PAKISTAN: $500 million package sought to restructure power sector

20 March 1998
NEWS

The government plans to raise $500 million through help packages from the World Bank, the Asian Development Bank and loans from local banks to transform the power sector into a commercially viable, competitive and profitable entity, Javed Burki, secretary of economic affairs at the Finance Ministry, told MEED on 5 March.

Talks are currently under way with the two international banks for the financing of the restructuring process aimed at reducing losses and increasing output and efficiency of the Water and Power Development Authority (WAPDA) and the Karachi Electric Supply Corporation (KESC).

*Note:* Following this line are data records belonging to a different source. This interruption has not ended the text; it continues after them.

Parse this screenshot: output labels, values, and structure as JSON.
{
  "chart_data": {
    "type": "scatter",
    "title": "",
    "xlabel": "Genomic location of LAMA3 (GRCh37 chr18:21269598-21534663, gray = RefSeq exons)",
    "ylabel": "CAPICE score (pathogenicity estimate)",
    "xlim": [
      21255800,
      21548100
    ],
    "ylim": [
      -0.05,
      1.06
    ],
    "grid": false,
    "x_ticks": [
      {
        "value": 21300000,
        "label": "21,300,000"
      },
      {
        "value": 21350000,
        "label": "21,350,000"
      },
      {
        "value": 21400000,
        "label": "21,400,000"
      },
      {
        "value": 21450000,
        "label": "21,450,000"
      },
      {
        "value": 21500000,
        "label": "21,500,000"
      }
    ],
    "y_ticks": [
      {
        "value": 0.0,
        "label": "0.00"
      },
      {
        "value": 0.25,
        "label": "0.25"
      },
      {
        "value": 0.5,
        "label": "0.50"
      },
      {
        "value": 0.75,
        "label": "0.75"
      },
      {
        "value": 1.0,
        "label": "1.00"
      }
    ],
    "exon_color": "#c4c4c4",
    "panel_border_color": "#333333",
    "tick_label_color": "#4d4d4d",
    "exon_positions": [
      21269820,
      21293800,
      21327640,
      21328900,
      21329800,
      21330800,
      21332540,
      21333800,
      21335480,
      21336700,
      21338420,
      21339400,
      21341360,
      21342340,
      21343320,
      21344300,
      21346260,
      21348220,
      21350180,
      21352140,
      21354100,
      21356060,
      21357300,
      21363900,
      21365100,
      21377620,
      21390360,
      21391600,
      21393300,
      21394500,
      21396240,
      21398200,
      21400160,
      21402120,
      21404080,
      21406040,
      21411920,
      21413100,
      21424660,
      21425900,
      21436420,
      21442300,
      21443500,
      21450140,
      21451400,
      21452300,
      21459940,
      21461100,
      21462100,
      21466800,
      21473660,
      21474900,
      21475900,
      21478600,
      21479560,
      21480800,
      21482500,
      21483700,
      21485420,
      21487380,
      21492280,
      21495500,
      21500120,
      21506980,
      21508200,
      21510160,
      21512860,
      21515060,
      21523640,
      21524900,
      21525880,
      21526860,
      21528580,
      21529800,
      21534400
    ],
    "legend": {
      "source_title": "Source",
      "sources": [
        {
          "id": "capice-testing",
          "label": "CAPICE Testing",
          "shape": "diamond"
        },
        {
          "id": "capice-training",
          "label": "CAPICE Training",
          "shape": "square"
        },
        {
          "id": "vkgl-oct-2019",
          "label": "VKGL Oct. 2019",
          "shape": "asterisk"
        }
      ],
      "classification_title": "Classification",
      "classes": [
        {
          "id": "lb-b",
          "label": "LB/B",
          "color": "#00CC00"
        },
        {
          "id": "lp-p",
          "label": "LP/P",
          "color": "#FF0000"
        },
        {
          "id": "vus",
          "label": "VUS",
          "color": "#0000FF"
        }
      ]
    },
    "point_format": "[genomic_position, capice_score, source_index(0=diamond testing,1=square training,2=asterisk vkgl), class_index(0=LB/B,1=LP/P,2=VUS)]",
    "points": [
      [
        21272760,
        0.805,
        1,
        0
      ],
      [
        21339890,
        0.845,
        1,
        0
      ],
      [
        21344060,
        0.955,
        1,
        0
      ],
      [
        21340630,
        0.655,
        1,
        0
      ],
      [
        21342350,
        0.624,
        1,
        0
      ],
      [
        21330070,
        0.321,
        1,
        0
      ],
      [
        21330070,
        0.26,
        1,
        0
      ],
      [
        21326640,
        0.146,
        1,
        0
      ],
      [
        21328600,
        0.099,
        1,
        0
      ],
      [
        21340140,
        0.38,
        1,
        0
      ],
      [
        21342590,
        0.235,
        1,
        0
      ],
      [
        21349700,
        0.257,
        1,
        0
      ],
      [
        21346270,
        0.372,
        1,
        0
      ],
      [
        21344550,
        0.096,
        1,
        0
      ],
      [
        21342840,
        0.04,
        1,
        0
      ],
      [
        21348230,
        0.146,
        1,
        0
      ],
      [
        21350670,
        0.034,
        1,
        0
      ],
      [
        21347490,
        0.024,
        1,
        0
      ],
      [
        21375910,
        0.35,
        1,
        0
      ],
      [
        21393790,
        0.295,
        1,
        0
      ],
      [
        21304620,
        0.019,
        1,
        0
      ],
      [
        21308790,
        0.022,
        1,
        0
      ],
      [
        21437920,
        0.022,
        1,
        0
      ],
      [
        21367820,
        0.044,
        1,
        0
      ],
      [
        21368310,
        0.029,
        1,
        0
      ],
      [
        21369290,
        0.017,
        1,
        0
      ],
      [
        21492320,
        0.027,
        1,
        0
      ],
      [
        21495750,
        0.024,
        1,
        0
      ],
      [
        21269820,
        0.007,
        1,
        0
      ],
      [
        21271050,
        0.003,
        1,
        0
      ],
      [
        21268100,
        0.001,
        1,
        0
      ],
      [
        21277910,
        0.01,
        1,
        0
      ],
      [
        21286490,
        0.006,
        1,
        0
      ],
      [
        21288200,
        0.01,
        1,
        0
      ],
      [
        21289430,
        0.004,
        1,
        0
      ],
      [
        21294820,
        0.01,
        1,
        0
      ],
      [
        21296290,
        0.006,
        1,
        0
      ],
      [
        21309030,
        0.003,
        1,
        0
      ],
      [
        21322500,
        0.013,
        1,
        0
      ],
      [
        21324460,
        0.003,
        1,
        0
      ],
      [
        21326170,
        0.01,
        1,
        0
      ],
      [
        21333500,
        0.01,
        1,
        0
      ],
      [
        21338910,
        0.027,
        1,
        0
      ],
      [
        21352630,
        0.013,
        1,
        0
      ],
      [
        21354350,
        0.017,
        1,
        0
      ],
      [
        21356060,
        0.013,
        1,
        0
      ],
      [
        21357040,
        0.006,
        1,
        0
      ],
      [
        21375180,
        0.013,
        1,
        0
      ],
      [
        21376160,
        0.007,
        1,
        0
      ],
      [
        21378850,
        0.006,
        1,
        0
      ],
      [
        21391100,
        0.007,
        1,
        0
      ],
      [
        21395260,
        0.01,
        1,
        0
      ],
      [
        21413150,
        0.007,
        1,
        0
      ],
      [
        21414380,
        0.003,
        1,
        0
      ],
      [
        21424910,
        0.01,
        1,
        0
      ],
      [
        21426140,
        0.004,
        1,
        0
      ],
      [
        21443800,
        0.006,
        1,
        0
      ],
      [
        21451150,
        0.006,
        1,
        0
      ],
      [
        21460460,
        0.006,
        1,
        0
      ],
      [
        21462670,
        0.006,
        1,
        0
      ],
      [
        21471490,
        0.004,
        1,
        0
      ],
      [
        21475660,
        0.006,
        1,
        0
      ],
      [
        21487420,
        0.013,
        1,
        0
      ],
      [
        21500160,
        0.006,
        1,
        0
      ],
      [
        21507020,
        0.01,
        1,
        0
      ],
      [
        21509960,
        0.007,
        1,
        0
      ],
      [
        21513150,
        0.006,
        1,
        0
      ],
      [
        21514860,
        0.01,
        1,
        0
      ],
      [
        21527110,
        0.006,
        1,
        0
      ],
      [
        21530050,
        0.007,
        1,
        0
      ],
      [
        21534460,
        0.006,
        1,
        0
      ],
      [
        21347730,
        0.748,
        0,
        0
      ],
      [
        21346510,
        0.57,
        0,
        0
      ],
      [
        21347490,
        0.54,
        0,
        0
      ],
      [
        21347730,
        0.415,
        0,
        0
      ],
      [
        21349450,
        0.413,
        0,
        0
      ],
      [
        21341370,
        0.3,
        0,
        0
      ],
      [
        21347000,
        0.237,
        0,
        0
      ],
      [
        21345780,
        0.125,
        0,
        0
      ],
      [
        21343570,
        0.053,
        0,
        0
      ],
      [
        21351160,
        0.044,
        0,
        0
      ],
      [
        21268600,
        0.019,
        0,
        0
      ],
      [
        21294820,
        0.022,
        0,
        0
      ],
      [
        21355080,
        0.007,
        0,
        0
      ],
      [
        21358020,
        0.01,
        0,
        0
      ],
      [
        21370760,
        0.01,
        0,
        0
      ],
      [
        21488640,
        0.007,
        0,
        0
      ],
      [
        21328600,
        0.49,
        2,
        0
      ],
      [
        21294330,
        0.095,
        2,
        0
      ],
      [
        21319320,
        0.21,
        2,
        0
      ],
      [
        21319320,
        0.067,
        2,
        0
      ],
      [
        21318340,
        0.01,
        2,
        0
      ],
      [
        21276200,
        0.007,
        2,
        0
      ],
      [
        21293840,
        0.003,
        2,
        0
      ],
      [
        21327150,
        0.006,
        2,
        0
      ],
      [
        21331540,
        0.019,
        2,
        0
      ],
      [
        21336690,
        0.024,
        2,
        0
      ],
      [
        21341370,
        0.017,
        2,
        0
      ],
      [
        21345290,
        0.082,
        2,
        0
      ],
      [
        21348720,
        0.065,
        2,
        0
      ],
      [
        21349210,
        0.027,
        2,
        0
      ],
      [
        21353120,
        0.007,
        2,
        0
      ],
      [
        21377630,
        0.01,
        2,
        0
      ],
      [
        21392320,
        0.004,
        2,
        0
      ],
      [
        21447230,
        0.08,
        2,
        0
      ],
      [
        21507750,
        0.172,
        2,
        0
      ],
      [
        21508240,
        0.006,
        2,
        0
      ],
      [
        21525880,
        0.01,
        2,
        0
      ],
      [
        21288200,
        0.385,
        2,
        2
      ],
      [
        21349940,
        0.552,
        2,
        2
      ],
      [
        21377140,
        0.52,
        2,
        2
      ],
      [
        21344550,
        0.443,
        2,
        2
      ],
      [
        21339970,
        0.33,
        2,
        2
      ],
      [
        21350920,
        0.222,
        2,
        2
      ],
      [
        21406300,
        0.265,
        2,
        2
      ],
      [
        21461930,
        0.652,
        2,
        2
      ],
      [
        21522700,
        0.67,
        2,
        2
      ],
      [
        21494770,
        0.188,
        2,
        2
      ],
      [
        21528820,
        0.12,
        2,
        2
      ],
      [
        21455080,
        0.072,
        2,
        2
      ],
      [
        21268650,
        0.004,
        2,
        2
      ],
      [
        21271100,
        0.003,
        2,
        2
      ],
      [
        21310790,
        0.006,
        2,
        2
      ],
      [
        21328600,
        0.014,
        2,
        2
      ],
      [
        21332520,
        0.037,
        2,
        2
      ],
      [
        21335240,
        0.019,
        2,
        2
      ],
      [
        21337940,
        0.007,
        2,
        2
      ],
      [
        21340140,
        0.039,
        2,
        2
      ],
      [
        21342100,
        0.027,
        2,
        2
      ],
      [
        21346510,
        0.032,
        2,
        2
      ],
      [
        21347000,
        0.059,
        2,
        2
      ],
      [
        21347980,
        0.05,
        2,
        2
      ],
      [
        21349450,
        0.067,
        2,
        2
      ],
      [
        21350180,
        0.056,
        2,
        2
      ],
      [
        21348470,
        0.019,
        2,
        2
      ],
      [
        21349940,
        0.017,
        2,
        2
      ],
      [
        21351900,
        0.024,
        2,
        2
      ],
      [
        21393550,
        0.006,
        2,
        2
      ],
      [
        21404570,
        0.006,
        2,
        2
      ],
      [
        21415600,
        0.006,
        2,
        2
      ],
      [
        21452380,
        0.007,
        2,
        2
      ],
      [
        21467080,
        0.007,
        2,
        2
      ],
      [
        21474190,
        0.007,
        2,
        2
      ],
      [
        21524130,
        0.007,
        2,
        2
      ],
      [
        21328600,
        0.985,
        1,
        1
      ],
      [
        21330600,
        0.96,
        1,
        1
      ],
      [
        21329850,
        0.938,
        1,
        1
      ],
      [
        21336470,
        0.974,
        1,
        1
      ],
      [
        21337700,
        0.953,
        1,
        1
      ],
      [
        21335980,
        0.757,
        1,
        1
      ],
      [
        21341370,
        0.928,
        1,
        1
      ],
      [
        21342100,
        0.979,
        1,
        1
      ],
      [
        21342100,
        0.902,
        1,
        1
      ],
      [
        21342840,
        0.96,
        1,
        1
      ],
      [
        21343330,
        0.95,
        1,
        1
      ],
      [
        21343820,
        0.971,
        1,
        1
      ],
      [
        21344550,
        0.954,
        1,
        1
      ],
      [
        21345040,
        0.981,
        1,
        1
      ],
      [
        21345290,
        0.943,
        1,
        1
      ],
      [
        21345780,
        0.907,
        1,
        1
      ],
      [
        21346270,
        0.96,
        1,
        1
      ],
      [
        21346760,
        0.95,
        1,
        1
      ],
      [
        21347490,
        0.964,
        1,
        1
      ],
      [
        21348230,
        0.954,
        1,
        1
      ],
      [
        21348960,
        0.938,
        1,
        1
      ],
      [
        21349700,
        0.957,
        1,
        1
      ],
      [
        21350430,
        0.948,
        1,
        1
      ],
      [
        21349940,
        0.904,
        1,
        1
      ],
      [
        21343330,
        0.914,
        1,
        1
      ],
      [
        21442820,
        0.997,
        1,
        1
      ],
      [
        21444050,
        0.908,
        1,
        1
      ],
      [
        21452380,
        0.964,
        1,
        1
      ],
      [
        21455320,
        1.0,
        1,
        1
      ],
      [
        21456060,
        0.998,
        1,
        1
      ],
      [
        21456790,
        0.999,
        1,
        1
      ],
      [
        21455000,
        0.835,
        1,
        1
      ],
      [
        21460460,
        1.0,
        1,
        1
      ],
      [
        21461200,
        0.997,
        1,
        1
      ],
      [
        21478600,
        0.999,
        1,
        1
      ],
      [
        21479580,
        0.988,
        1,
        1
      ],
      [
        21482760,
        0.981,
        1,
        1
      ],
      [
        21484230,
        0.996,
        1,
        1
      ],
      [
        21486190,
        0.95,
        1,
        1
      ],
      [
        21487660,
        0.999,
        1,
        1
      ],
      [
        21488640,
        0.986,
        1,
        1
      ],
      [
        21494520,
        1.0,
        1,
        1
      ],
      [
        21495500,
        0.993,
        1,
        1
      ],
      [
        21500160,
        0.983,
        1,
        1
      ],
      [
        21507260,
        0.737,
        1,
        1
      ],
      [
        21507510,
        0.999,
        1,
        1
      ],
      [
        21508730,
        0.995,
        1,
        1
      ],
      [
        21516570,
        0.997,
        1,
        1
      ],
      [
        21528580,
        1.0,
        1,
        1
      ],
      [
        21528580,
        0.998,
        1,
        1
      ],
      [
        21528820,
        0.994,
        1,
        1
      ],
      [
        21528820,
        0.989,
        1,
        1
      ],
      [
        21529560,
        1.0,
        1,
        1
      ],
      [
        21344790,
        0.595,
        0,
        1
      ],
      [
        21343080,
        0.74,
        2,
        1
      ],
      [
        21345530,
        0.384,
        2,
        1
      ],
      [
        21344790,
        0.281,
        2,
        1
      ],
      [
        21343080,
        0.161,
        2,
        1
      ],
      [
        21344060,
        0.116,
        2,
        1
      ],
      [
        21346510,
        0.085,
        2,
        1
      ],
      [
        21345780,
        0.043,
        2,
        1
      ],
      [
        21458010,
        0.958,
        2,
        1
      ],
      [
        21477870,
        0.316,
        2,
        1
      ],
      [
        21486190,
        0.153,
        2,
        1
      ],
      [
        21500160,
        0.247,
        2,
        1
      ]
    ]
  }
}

Burki said WAPDA will be divided into eight distribution, three generation and one transmission unit which will pave the way for its privatisation. 'WAPDA's finance committee is in talks with local banks to arrange loans, while the options of a bond issue and increasing the tariffs may also be exercised to raise the funds,' he said.

WAPDA's line losses, estimated at over 20 per cent are some of the highest in the world and are resulting in huge revenue losses. 'WAPDA was not created to produce thermal power. Its job was to build and run irrigation dams and canals. Somehow along the way, it started doing something [producing power] it was not structured to do. We want to restructure it so that it can play its original role,' Burki said.